Opportunistically (and temporarily) move most guest macros into paging.h
to clearly associate them with shadow paging, and to ensure that they're
not used as of this commit. A future patch will eliminate them entirely.
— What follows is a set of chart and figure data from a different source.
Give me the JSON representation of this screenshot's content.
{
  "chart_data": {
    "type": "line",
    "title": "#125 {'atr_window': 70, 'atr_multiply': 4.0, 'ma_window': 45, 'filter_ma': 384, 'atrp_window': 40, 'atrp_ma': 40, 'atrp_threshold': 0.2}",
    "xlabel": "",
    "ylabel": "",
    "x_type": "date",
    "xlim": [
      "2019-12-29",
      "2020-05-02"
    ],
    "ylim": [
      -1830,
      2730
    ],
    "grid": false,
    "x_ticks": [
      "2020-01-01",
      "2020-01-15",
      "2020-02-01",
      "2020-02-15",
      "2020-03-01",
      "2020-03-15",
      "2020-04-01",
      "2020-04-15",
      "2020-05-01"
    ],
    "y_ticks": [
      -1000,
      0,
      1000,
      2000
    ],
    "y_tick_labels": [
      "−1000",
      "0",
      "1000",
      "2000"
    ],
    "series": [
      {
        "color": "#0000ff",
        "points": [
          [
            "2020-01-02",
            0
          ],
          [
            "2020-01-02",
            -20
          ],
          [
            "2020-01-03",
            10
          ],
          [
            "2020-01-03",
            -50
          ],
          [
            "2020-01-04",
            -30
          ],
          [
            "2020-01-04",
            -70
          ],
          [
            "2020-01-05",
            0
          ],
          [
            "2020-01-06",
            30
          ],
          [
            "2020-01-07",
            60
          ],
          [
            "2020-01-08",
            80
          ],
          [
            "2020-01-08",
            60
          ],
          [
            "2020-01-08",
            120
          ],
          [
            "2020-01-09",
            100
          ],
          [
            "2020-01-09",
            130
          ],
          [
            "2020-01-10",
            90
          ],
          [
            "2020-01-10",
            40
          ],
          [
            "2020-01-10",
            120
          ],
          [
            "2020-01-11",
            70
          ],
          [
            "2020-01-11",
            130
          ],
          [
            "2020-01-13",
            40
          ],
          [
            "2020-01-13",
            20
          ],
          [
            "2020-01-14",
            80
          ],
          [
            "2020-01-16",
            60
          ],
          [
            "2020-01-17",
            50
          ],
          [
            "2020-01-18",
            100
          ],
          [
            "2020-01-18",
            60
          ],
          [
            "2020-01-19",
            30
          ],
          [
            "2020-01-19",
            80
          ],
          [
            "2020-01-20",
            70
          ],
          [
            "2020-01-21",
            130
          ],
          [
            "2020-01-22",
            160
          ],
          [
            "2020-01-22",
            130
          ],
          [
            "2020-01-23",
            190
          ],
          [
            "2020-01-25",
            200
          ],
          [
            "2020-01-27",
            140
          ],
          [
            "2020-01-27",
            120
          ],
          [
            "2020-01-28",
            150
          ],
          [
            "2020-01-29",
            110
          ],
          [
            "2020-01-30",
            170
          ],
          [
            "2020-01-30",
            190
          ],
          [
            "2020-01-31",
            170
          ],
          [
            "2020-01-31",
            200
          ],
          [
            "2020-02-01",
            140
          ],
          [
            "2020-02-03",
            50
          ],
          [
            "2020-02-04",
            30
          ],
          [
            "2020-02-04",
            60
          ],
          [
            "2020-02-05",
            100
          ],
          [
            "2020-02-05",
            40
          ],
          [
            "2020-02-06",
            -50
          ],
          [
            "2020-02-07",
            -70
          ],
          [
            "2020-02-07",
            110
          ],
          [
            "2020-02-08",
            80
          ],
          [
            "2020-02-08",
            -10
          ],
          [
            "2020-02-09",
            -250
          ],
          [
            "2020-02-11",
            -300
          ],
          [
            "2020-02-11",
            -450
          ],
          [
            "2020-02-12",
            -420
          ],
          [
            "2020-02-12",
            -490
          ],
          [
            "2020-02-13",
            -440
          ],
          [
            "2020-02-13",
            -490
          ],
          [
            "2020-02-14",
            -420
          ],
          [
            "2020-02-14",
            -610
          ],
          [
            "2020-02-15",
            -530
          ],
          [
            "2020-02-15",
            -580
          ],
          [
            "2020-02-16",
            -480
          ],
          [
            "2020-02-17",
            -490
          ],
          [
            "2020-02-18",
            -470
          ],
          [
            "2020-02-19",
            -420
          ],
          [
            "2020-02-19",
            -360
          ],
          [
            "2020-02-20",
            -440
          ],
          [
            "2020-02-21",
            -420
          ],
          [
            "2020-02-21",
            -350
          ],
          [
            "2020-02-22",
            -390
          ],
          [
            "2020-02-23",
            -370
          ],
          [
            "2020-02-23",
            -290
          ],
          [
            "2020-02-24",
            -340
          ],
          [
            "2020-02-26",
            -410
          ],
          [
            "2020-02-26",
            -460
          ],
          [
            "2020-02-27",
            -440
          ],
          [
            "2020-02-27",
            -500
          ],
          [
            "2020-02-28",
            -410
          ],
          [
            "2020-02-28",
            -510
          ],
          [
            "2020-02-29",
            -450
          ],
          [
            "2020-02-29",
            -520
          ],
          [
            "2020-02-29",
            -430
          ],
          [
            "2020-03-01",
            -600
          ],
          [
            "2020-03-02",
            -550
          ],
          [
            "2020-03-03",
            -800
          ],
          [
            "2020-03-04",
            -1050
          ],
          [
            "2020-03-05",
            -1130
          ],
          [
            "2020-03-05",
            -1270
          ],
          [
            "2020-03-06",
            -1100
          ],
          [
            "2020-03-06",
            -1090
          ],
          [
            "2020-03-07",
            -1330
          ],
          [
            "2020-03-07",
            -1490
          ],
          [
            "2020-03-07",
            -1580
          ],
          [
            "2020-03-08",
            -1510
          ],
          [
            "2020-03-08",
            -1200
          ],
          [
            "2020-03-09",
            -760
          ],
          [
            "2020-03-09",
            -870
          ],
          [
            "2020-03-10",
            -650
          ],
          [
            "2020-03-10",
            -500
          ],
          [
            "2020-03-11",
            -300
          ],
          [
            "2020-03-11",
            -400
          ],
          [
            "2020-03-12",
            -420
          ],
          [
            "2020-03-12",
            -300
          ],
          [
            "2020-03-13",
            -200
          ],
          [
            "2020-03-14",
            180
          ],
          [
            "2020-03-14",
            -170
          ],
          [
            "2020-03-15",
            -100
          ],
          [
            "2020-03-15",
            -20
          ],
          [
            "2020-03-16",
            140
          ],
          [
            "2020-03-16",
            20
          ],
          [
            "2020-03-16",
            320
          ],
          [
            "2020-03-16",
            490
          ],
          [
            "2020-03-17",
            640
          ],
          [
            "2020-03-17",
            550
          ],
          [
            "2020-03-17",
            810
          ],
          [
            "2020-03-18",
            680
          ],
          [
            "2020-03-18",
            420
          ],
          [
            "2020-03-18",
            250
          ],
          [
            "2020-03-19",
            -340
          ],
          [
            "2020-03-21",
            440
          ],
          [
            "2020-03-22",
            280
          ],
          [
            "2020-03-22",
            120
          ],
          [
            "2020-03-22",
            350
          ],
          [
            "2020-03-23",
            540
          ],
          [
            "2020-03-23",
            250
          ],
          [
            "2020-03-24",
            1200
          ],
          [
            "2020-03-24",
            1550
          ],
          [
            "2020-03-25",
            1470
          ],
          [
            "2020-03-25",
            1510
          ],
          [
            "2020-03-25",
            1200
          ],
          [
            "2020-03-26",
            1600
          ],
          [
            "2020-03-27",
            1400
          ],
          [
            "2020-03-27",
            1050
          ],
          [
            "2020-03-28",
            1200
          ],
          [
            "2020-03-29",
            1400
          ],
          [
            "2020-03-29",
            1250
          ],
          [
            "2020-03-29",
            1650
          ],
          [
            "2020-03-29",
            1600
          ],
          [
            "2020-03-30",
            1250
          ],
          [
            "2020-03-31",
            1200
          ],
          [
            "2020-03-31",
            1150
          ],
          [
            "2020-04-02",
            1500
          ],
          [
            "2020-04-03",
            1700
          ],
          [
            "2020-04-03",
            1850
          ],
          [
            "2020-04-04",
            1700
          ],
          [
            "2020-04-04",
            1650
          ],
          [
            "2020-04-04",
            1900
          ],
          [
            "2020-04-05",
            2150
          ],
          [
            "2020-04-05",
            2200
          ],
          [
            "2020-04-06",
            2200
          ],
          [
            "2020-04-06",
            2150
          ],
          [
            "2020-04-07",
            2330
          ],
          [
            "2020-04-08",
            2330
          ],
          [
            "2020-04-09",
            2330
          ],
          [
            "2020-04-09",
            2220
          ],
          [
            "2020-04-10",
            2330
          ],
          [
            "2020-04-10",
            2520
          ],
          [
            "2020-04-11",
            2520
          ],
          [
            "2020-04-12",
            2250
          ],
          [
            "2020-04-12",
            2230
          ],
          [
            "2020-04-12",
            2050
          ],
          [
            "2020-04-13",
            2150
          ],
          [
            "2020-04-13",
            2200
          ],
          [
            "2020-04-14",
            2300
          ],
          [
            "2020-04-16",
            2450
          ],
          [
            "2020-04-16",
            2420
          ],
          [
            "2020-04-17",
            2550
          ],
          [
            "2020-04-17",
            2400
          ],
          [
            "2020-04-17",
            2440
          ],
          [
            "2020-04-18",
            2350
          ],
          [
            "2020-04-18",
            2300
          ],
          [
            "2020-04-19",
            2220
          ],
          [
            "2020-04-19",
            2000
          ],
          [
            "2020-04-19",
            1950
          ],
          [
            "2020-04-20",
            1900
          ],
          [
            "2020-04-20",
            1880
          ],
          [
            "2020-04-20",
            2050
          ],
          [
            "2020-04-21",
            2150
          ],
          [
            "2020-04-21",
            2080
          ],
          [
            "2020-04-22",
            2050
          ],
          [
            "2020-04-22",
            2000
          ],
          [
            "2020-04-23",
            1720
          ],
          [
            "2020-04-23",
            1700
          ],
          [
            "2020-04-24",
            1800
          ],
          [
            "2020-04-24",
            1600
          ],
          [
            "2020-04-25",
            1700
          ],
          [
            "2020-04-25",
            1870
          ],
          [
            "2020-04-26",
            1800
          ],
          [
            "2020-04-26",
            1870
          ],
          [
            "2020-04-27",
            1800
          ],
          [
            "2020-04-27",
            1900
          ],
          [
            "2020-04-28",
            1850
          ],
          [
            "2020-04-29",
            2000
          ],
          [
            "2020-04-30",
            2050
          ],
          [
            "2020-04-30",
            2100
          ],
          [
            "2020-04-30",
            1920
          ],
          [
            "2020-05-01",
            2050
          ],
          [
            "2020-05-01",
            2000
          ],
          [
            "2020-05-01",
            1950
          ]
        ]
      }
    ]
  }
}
Sadly, PT32_LEVEL_BITS is left behind in mmu_internal.h because it's
needed for the quadrant calculation in kvm_mmu_get_page(). The quadrant
calculation is hot enough (when using shadow paging with 32-bit guests)
that adding a per-context helper is undesirable, and burying the
computation in paging_tmpl.h with a forward declaration isn't exactly an
improvement.

Signed-off-by: Sean Christopherson <seanjc@xxxxxxxxxx>

A better try:

diff --git a/arch/x86/kvm/mmu/mmu.c b/arch/x86/kvm/mmu/mmu.c
index 54b3e39d07b3..cd561b49cc84 100644
--- a/arch/x86/kvm/mmu/mmu.c
+++ b/arch/x86/kvm/mmu/mmu.c
@@ -2011,8 +2011,21 @@ static struct kvm_mmu_page *kvm_mmu_get_page(struct kvm_vcpu *vcpu,
role.direct = direct;
role.access = access;
if (role.has_4_byte_gpte) {
+ /*
+ * The "quadrant" value corresponds to those bits of the address
+ * that have already been used by the 8-byte shadow page table
+ * lookup, but not yet in the 4-byte guest page tables. Having
+ * the quadrant as part of the role ensures that each upper sPTE
+ * points to the the correct portion of the guest page table
+ * structure.
+ *
+ * For example, a 4-byte PDE consumes bits 31:22 and an 8-byte PDE
+ * consumes bits 29:21. Each guest PD must be expanded into four
+ * shadow PDs, one for each value of bits 31:30, and the PDPEs
+ * will use the four quadrants in round-robin fashion.
+ */
quadrant = gaddr >> (PAGE_SHIFT + (SPTE_LEVEL_BITS * level));
- quadrant &= (1 << ((PT32_LEVEL_BITS - SPTE_LEVEL_BITS) * level)) - 1;
+ quadrant &= (1 << level) - 1;
role.quadrant = quadrant;
}
if (level <= vcpu->arch.mmu->cpu_role.base.level)
diff --git a/arch/x86/kvm/mmu/mmu_internal.h b/arch/x86/kvm/mmu/mmu_internal.h
index cb9d4d358335..5e1e3c8f8aaa 100644
--- a/arch/x86/kvm/mmu/mmu_internal.h
+++ b/arch/x86/kvm/mmu/mmu_internal.h
@@ -20,9 +20,6 @@ extern bool dbg;
#define MMU_WARN_ON(x) do { } while (0)
#endif
-/* The number of bits for 32-bit PTEs is to needed compute the quandrant. */
-#define PT32_LEVEL_BITS 10
-
/* Page table builder macros common to shadow (host) PTEs and guest PTEs. */
#define __PT_LEVEL_SHIFT(level, bits_per_level) \
(PAGE_SHIFT + ((level) - 1) * (bits_per_level))
diff --git a/arch/x86/kvm/mmu/paging_tmpl.h b/arch/x86/kvm/mmu/paging_tmpl.h
index 6c29aef4092b..e4655056e651 100644
--- a/arch/x86/kvm/mmu/paging_tmpl.h
+++ b/arch/x86/kvm/mmu/paging_tmpl.h
@@ -38,7 +38,7 @@
#define pt_element_t u32
#define guest_walker guest_walker32
#define FNAME(name) paging##32_##name
- #define PT_LEVEL_BITS PT32_LEVEL_BITS
+ #define PT_LEVEL_BITS 10
#define PT_MAX_FULL_LEVELS 2
#define PT_GUEST_DIRTY_SHIFT PT_DIRTY_SHIFT
#define PT_GUEST_ACCESSED_SHIFT PT_ACCESSED_SHIFT

Paolo